O Algarismo e o Número
«(…) Afonso de Leão, que nada sabia acerca da morte do
primo, o rei de Castela, não suspeitou das intenções de Berenguela e permitiu
que Fernando, de dezasseis anos, viajasse para Castela para se juntar à mãe.
Por aquela ocasião, Berenguela já havia urdido todo o seu plano. Apoiada por
vários nobres, a neta de Leonor de Aquitânia foi proclamada rainha de Castela
em Valladolid, alegando para tal os seus direitos como filha primogénita do rei
Afonso VIII, o vencedor das Navas. A cerimónia teve lugar em Valladolid, no dia
2 de Julho. Nessa mesma cerimónia, Berenguela renunciou à coroa de Castela
e ante a multidão congregada numa esplanada junto a uma das portas da vila de
Pisuerga cedeu os direitos ao trono ao seu filho Fernando, após um discurso em
que assegurou que uma mulher podia transmitir o poder régio, mas não podia
defender o reino das graves ameaças que sobre ele pairavam, e acrescentou que
graças ao prudente conselho dos ricos homens considerava que o rei legítimo não
era outro que não o seu filho Fernando. Nem sequer havia transcorrido um mês desde
a morte do jovem Henrique.
A multidão desatou em aclamações que eram incitadas por alguns
agentes de Berenguela, convenientemente distribuídos por entre aquela multidão.
Fernando era um jovem atractivo e ajuizado. Quando o casamento dos pais foi
anulado, o jovem infante permaneceu em Leão, ao lado do pai, se bem que de vez em
quando viajasse até Castela para passar uma temporada com a mãe, a rainha Berenguela.

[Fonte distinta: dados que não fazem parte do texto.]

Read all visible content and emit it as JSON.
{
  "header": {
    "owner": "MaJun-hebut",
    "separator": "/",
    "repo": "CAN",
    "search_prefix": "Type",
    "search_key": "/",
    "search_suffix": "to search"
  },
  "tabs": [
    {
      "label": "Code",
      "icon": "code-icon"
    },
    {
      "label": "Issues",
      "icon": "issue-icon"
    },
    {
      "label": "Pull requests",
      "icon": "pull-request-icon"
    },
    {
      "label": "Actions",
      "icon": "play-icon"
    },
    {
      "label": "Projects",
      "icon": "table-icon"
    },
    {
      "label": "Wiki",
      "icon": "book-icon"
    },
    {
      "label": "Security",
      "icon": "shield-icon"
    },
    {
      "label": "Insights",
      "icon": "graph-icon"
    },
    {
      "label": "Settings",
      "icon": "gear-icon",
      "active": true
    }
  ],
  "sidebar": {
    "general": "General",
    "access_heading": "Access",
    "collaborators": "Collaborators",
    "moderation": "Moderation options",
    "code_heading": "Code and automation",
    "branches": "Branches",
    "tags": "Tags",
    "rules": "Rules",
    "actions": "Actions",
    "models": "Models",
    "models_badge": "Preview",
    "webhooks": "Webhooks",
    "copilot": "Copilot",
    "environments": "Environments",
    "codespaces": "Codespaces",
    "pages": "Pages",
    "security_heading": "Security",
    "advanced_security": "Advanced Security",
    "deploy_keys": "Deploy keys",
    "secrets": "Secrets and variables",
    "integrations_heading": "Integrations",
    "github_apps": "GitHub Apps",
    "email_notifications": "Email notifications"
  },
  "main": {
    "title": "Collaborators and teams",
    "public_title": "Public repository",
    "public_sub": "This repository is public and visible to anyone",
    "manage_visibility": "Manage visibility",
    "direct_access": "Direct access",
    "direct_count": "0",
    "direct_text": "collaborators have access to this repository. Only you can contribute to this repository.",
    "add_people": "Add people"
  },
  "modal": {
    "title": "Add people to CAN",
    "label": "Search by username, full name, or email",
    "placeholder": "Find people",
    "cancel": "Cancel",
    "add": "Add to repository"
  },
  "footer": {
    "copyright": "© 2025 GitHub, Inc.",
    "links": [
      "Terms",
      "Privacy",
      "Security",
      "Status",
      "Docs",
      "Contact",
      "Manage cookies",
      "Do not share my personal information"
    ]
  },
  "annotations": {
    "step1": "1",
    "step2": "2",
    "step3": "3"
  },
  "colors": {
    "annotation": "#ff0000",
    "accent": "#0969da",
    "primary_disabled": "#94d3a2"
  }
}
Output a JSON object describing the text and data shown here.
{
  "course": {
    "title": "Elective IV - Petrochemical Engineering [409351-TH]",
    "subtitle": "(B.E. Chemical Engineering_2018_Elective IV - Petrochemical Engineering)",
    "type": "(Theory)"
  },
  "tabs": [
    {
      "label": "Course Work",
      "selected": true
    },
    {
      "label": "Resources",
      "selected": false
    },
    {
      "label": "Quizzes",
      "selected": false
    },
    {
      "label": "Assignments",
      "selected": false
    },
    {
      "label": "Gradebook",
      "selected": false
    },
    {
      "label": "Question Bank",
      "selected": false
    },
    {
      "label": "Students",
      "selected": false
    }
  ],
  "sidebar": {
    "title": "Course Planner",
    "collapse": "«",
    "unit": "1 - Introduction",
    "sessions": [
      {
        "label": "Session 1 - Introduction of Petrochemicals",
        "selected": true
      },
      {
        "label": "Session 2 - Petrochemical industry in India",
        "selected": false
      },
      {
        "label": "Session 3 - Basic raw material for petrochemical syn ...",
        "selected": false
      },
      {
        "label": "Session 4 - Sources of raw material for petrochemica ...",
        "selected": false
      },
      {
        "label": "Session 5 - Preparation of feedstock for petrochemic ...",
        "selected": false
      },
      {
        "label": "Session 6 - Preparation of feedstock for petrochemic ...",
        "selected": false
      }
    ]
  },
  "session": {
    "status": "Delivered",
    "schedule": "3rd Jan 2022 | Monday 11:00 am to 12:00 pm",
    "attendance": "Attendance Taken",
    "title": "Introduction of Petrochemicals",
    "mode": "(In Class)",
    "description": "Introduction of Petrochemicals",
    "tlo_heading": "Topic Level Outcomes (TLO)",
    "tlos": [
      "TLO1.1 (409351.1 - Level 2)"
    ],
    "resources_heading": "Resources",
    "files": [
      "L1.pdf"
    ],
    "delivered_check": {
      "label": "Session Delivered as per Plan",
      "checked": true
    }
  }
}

Morto Henrique, Fernando era a única esperança de Castela em se manter
independente de Leão. Os castelhanos viram no jovem Fernando o soberano capaz de
fazer frente às ânsias anexionistas do ambicioso rei leonês. Aclamado por
vários milhares de pessoas, o novo monarca entrou em Valladolid encabeçando um
desfile de cavaleiros e escoltado por todos os ricos-homens de Castela. Na
igreja de Santa Maria, os bispos de Burgos e Ávila rezaram um solene tedeum e Fernando, ajoelhado diante do
altar da Virgem, deu graças a Deus e aceitou defender Castela e a fé cristã de
todos os seus inimigos.
Quando se inteirou do engano urdido por Berenguela, Afonso
de Leão sentiu-se burlado e ofendido, e convocou os nobres leoneses para o
exército. Sem perda de tempo, penetrou em Castela e dirigiu-se pelo Douro até
Valladolid. Inteirada de que o rei leonês se acercava, furioso, à frente do seu
poderoso exército, Berenguela ordenou aos bispos Maurício de Burgos e Domingo de
Ávila que saíssem ao seu encontro arvorando as cruzes episcopais e procurassem
entretê-lo para ganhar tempo, poder fugir para Burgos e, a partir daí,
organizar a defesa.
Os dois bispos encontraram-se com Afonso apenas a uma hora
de caminho de Valladolid. O monarca leonês bramava como um touro furioso e não
parava de clamar contra a sua antiga esposa Berenguela, a que chamava harpia e
bruxa. Os prelados Maurício e Domingo tentaram acalmá-lo alegando que a
sucessão ao trono se tinha realizado conforme o direito castelhano, e que era
necessário evitar por todos os meios um confronto entre cristãos. Recordaram-lhe
que o verdadeiro inimigo estava no Sul e não havia que desperdiçar forças em
lutas estéreis entre castelhanos e leoneses, mas sim aproveitar a vitória sobre
os muçulmanos almóadas, conseguida cinco anos antes nas Navas de Tolosa, para
engrandecer os reinos de Castela e de Leão e com eles toda a cristandade. Mas
Afonso de Leão não estava disposto a ouvir discursos de irmandade entre cristãos.
Não era muito inteligente, mas o seu orgulho não tinha limites e sentia-se
humilhado pela farsa que Berenguela havia tramado para elevar o filho de ambos
ao trono de Castela». In José Luís Corral, El Número de Deus,
2004, O Número de Deus, O Segredo das Catedrais Góticas, tradução de Carlos
Romão, Planeta Editora, Lisboa, 2006, ISBN 972-731-185-7.